BI rate naik, kinerja reksadana saham masih sulit bangkit



KONTAN.CO.ID - JAKARTA. Pergerakan pasar saham juga banyak dipengaruhi kondisi nilai tukar rupiah. Depresiasi rupiah yang terjadi belakangan ini turut menyeret kinerja pasar saham dan reksadana berbasis saham.

Meski suku bunga acuan Bank Indonesia (BI) 7 Days Reverse Repo Rate naik sebesar 25 basis poin menjadi 4,50% dan diharapkan bisa mengangkat nilai tukar rupiah di hadapan dollar AS, namun peningkatan kebutuhan dollar AS untuk membayar dividen dan utang, masih akan memberatkan kinerja pasar saham dan reksadana saham.

Direktur PT Panin Asset Management Rudiyanto mengatakan, kenaikan suku bunga BI tidak memberi dampak langsung pada kinerja pasar saham maupun reksadana saham. Namun, kenaikan suku bunga memang ditunggu-tunggu pelaku pasar agar bisa menstabilkan nilai tukar rupiah yang terkena sentimen kenaikan suku bunga AS yang lebih agresif.


Menurut Rudiyanto, sentimen negatif dari agresifnya kenaikan suku bunga AS mungkin bisa diredam dengan kenaikan BI rate. Tetapi penguatan rupiah masih akan berat karena hingga Juni 2018, kebutuhan dollar AS masih akan cukup tinggi pada musim pembayaran dividen dan utang saat ini.

Masih beratnya nilai tukar rupiah untuk menguat juga memicu bursa saham masih akan bergerak fluktuatif.
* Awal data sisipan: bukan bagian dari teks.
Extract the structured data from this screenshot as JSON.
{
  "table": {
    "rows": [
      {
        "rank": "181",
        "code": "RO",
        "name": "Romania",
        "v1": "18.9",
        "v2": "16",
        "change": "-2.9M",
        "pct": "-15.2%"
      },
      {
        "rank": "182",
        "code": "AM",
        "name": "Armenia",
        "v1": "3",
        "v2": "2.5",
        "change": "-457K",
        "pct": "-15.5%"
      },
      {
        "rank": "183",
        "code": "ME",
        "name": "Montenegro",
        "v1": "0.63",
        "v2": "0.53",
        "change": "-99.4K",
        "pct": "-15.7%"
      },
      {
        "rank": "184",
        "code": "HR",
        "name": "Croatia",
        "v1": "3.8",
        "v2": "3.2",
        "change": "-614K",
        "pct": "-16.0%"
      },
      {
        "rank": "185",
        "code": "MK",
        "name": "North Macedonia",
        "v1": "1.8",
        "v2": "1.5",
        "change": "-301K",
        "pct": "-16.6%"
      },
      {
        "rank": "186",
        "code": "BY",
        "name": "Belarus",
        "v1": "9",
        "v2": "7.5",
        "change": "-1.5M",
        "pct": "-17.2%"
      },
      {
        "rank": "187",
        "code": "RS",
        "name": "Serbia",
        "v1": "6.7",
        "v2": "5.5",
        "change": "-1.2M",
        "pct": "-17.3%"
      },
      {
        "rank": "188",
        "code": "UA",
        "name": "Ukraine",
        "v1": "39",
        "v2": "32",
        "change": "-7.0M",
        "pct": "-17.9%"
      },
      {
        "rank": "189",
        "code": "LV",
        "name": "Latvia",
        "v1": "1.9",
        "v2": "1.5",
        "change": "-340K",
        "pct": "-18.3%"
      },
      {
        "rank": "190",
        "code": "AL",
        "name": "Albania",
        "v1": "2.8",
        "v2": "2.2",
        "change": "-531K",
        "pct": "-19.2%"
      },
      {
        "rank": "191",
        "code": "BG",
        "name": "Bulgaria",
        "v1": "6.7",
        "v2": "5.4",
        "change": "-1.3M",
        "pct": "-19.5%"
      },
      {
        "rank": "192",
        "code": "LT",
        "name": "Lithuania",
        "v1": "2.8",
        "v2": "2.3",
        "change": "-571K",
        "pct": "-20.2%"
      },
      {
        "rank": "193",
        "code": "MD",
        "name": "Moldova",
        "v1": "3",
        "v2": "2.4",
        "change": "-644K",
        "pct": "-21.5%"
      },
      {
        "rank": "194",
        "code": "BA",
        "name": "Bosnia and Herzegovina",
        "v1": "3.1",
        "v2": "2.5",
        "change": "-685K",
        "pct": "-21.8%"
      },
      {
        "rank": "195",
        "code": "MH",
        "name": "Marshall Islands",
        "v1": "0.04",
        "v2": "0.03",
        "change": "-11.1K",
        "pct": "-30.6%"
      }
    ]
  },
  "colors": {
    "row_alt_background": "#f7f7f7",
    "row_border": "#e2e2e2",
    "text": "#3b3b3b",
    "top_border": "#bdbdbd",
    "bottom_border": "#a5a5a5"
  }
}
Rudiyanto memproyeksikan kinerja Indeks Harga Saham Gabungan (IHSG) dan reksadana saham akan lebih stabil di semester II-2018, ketika musim permintaan dollar AS berakhir.

Head of Investment Avrist Asset Management, Farash Farich juga memperkirakan, kinerja reksadana saham masih menghadapi banyak tantangan. Terutama dari eksternal, seperti kenaikan yield US Treasury, kenaikan suku bunga AS yang lebih agresif, serta pelemahan rupiah.

"Kinerja emiten relatif membaik di kuartal I-2018, earning per share (EPS) tumbuh sekitar 11%, valuasi sekarang lebih atraktif, tetapi ada rebalancing MSCI global sehingga bobot saham-saham di Indonesia turun di sana," kata Farash, Kamis (17/5).

Apalagi, Farash memproyeksikan kenaikan suku bunga BI bakal berdampak negatif ke sektor perbankan, karena dianggap akan menyebabkan net interest margin (NIM) tertekan.

Farash menyarankan, koreksi pasar dapat dimanfaatkan investor berdurasi jangka panjang untuk masuk ke reksadana berbasis indeks LQ45 atau IDX30 secara bertahap. Maklum, saat ini valuasi saham cenderung murah.

Namun, bagi investor yang jangka waktu investasinya pendek, sebaiknya memilih reksadana pasar uang atau reksadana pendapatan tetap berbasis obligasi korporasi yang membagikan dividen secara reguler.